Columbia University Joint CS/EE Networking Seminar Series


Modeling and Data Mining of Academic Community and Research Trends

Dr. Dah Ming Chiu

Department of Information Engineering at the Chinese University of Hong Kong

Monday September 28th, 11 AM

Computer Science Building Conference Room



Abstract: Academic publication data is routinely used in academic assessment and university rankings. By digging deeper into the available data, in particular by considering the social aspect of research collaboration, we can learn more about important trends in academic research. For example, there is considerable paper and citation inflation in recent years; another significant trend is research is increasingly inter-disciplinary. We can explained these trends from data, rather than only qualitatively. We do standard data mining, but also try to develop models to explain what is going on. In particular, we have developed a populariont model of academic community (based on branching process), that help us understand the structure and population size changes in a community, and its activity and productivity growth trends. Most of our study is focused on the last 50 years of the computer science community, since we are more familiar with it. We also tested our approach with the physics community using a standard (APS) dataset.

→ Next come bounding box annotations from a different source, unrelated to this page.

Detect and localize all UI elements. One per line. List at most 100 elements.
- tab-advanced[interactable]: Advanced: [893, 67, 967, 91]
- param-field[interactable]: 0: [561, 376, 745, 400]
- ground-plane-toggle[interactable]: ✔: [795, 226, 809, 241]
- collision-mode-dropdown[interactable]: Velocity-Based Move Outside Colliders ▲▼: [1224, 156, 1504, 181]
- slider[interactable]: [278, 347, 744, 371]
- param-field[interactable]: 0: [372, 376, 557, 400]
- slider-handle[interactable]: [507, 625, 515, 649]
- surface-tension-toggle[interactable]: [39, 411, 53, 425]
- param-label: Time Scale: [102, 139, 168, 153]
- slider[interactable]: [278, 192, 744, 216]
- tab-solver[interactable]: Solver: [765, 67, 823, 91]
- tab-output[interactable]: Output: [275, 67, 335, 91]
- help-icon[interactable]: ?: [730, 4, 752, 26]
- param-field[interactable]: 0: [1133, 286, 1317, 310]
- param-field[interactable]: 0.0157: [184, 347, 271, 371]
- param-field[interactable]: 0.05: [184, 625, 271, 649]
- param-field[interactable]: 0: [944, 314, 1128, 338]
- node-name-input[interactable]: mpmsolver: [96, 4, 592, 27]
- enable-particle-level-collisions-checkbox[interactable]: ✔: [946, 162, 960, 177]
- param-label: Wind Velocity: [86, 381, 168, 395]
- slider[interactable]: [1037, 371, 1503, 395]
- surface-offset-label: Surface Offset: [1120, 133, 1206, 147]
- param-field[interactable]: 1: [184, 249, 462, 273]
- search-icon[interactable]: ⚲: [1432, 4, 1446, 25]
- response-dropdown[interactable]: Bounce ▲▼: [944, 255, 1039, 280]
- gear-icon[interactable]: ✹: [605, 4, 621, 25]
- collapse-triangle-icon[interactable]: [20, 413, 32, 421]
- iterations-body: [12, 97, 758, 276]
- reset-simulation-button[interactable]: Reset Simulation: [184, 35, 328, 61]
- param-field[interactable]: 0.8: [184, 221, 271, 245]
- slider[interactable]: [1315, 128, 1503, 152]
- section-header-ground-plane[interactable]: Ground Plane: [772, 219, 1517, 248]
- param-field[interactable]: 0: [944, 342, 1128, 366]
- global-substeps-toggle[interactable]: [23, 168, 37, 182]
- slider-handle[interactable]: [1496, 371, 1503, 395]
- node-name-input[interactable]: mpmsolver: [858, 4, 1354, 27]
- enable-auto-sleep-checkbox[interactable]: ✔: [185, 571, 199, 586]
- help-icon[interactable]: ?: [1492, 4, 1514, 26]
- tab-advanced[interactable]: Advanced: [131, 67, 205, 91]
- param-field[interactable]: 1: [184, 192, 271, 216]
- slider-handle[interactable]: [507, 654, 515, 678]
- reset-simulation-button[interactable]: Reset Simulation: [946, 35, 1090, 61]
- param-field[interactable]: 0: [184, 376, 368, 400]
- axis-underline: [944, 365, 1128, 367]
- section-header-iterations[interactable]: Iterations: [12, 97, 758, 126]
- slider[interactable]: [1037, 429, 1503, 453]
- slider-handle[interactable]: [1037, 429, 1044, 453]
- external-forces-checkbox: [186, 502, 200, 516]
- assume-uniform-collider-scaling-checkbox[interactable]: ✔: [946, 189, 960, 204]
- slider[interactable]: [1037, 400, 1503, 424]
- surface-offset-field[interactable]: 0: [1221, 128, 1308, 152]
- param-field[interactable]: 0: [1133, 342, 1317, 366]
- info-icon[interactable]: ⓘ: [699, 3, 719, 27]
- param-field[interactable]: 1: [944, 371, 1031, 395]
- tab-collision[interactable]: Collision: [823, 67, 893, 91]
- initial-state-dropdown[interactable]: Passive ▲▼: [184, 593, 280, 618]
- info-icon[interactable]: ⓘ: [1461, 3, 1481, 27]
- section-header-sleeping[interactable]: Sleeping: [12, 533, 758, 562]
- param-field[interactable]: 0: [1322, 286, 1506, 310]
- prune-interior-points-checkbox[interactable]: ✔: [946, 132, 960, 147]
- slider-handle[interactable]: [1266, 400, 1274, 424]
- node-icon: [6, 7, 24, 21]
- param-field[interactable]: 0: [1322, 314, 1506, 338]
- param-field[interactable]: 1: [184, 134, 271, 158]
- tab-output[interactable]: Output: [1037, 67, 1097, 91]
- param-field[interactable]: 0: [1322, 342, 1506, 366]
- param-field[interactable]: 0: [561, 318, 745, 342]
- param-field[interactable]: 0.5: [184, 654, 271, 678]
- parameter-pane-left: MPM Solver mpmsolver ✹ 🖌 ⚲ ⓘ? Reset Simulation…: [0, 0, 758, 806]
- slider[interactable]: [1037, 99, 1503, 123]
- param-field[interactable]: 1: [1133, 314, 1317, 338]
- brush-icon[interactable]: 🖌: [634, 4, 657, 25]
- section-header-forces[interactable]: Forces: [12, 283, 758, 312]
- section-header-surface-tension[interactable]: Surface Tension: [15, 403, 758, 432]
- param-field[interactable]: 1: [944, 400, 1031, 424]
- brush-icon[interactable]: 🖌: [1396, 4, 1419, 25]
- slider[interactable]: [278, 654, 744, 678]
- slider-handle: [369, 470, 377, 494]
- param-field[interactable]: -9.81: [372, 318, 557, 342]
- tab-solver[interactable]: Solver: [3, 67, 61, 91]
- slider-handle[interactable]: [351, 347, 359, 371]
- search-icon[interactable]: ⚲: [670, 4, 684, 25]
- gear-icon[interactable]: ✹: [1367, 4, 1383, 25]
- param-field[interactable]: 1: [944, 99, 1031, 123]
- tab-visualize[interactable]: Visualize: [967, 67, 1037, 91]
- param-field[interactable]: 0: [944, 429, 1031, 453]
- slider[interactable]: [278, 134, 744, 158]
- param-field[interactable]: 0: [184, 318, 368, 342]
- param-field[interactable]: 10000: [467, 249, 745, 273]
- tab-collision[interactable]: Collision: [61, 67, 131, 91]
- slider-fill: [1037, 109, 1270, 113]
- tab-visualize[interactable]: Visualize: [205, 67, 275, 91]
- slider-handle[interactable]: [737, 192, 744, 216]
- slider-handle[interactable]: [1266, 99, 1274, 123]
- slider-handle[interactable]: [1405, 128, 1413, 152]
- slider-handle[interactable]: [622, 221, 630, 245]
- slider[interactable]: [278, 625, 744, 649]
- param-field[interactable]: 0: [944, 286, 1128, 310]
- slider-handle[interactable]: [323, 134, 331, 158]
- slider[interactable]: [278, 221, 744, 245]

Bio: Dr. Dah Ming Chiu received his first degree from Imperial College London and his Ph.D. degree from Harvard University. He worked in industry for several hightech companies of his time: Bell Labs, DEC and Sun Microsystem Labs. He returned to academia in 2002 to become a professor in the Department of Information Engineering at the Chinese University of Hong Kong. He served as department chairman from 2009 to 2015. He served as an associate editor for IEEE/ACM Transaction on Networking from 2006 to 2011, and served on the TPC for many computer networking conferences. He was the general co-chair of ACM Sigcomm 2013, held in Hong Kong with record attendance. His normal research areas include computer networking, especially network resource allocation, content distribution and network economics. His recent research interest is shifting towards data-driven analysis applied to a broader set of issues, for which the subject of this talk is an example.